João: c’era una volta un trono…

By : Luglio 17th, 2021 Senza categoria 0 Comments


Se vi trovate a Lisbona nel mese di Giugno, durante le feste di Sant’Antonio, vi imbatterete probabilmente in un trono. Non quello di un re, ma quello del Santo. Una tradizione antica che ormai si mantiene a fatica, almeno nella sua forma più tradizionale. 

Il trono é una specie di scalinata dove sulla cima c’é la statua di Sant’Antonio e sulle scale altri santi, o coppie di sposi (Sant’Antonio é un santo casamenteiro, bisogna pregarlo quando si é in cerca di marito/moglie). E il trono di Sant’Antonio si costruisce per la festa del Santo e poi si distrugge alla fine di giugno con la conclusione della festa. 

Ma ad Alfama ci sono dei troni che non vengono smontati, che restano esposti tutto l’anno, e sono quelli di João.

Nel piccolo giardino della sua casa, dove vive dal ´98, si uniscono varie decorazioni, tutte diverse, che sono espressione di un mondo tutto da scoprire e di momenti che fanno parte della vita di João e della sua storia, che accetta di raccontarci. 

La  prima domanda, inevitabile, é da dove venga questa passione cosi forte per la costruzione dei troni. Sicuramente dalla voglia di mettere in pratica un talento innato per il bricolage, ma soprattutto dall’amore per le tradizioni e per la festa di Sant’Antonio.

 

 


La sua passione, ci racconta, comincia già da bambino, quando con 7/8 anni faceva compagnia alla zia che costruiva un trono per il Santo vicino al suo negozio. 

E João aveva il diritto di stare insieme a lei, orgoglioso affianco al trono, vestito elegantemente per rendere onore al Santo e alla festa. E poteva anche andare in giro a chiedere “una moneta per Sant’Antonio. 

Questa tradizione iniziò nel secolo XVIII quando, dopo il terribile terremoto del 1755, si raccoglievano soldi per ricostruire la chiesa del santo.
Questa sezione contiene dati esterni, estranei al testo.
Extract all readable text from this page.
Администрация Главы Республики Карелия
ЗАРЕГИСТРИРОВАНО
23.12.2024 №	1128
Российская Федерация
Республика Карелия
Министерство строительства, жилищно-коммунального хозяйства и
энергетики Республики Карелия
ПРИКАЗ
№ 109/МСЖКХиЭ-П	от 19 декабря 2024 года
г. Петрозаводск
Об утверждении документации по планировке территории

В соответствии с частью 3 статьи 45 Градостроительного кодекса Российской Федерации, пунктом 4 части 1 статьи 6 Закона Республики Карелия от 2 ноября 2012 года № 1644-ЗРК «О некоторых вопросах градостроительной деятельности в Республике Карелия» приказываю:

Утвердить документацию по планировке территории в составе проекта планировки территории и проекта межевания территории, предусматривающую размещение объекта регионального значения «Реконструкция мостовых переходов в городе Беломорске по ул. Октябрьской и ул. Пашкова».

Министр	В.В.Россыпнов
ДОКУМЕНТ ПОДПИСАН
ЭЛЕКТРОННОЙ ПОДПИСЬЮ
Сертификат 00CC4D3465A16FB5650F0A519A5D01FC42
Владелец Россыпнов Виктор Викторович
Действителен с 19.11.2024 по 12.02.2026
Nei tempi moderni, ci racconta João, queste monete servivano a comprare caramelle, biscotti o altri dolcetti. 

Ed é alla sua infanzia che é legato il suo primo ricordo di trono. E questa passione da allora non si é più fermata.  Ha iniziato a costruirli per la festa, poi per i suoi figli (che a volte facevano finta che fossero stati loro a costruirlo) e poi ha continuato per passione. 

Pur non avendo fatto per lavoro nulla che avesse a che fare con arte e manualità, João sembra non aver fatto altro nella sua vita. 
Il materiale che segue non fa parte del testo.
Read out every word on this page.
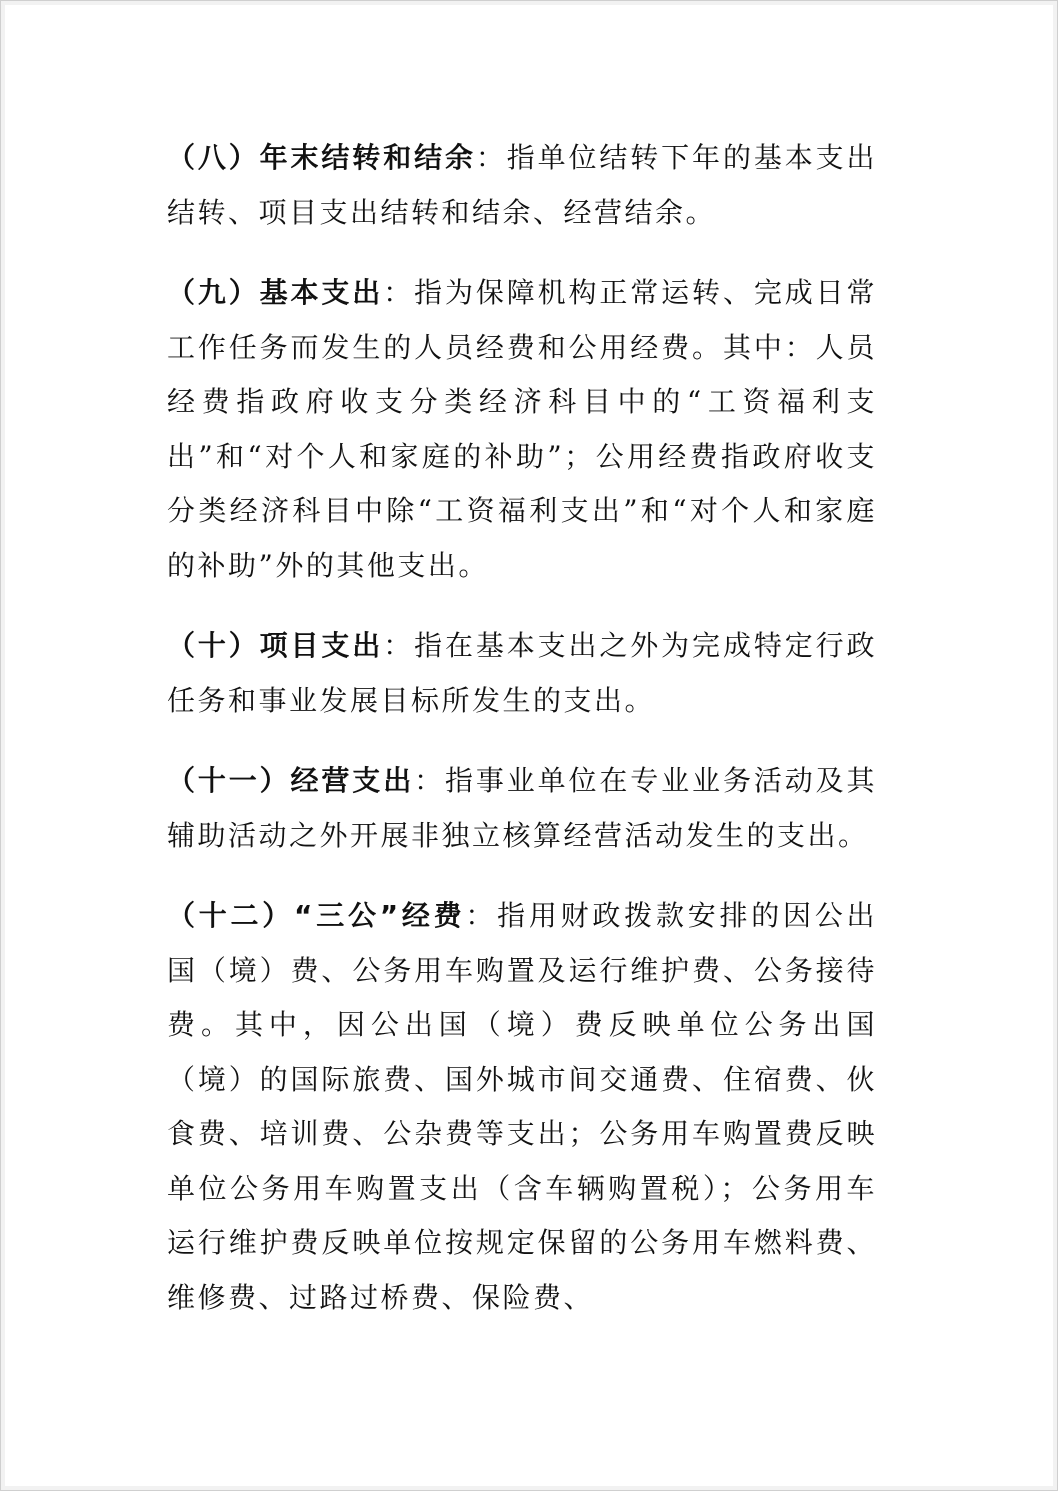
（八）年末结转和结余：指单位结转下年的基本支出结转、项目支出结转和结余、经营结余。

（九）基本支出：指为保障机构正常运转、完成日常工作任务而发生的人员经费和公用经费。其中：人员经费指政府收支分类经济科目中的“工资福利支出”和“对个人和家庭的补助”；公用经费指政府收支分类经济科目中除“工资福利支出”和“对个人和家庭的补助”外的其他支出。

（十）项目支出：指在基本支出之外为完成特定行政任务和事业发展目标所发生的支出。

（十一）经营支出：指事业单位在专业业务活动及其辅助活动之外开展非独立核算经营活动发生的支出。

（十二）“三公”经费：指用财政拨款安排的因公出国（境）费、公务用车购置及运行维护费、公务接待费。其中，因公出国（境）费反映单位公务出国（境）的国际旅费、国外城市间交通费、住宿费、伙食费、培训费、公杂费等支出；公务用车购置费反映单位公务用车购置支出（含车辆购置税）；公务用车运行维护费反映单位按规定保留的公务用车燃料费、维修费、过路过桥费、保险费、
Impiega circa trenta minuti a montare un trono, ci spiega, ma quello che importa e richiede lavoro é la preparazione della struttura, degli elementi che lo compongono. 

I suoi troni sono diventati cosi celebri che qualche giorno fa é stato invitato ad una trasmissione domenicale sul canale Sic. E ovviamente ne é molto orgoglioso. Ha potuto mostrare in diretta come realizza queste sue piccole opere d’arte.  E l’agenda culturale di Lisbona gli ha dedicato una pagina del suo articolo sui troni. “Una piccola celebrità” – gli diciamo.

João é orgoglioso di presentarci le sue opere: c’é il trono più classico col santo, quello più decorato, c’é quello spettacolare dedicato ad Amalia, lo scorso anno, nel centenario della sua nascita. Un trono in cui l’opera di Vhils “Calçada” che rappresenta il volto di Amalia realizzato sulla calcada portoghese (e che potete ammirare nel largo de Sao Tomé ndr) diventano la base di un trono dove il tipico pavimento portoghese la fa da padrone e dove trovano posto un lampione, e in cima una chitarra portoghese, quella del Fado. E naturalmente Sant’Antonio sul gradino più alto.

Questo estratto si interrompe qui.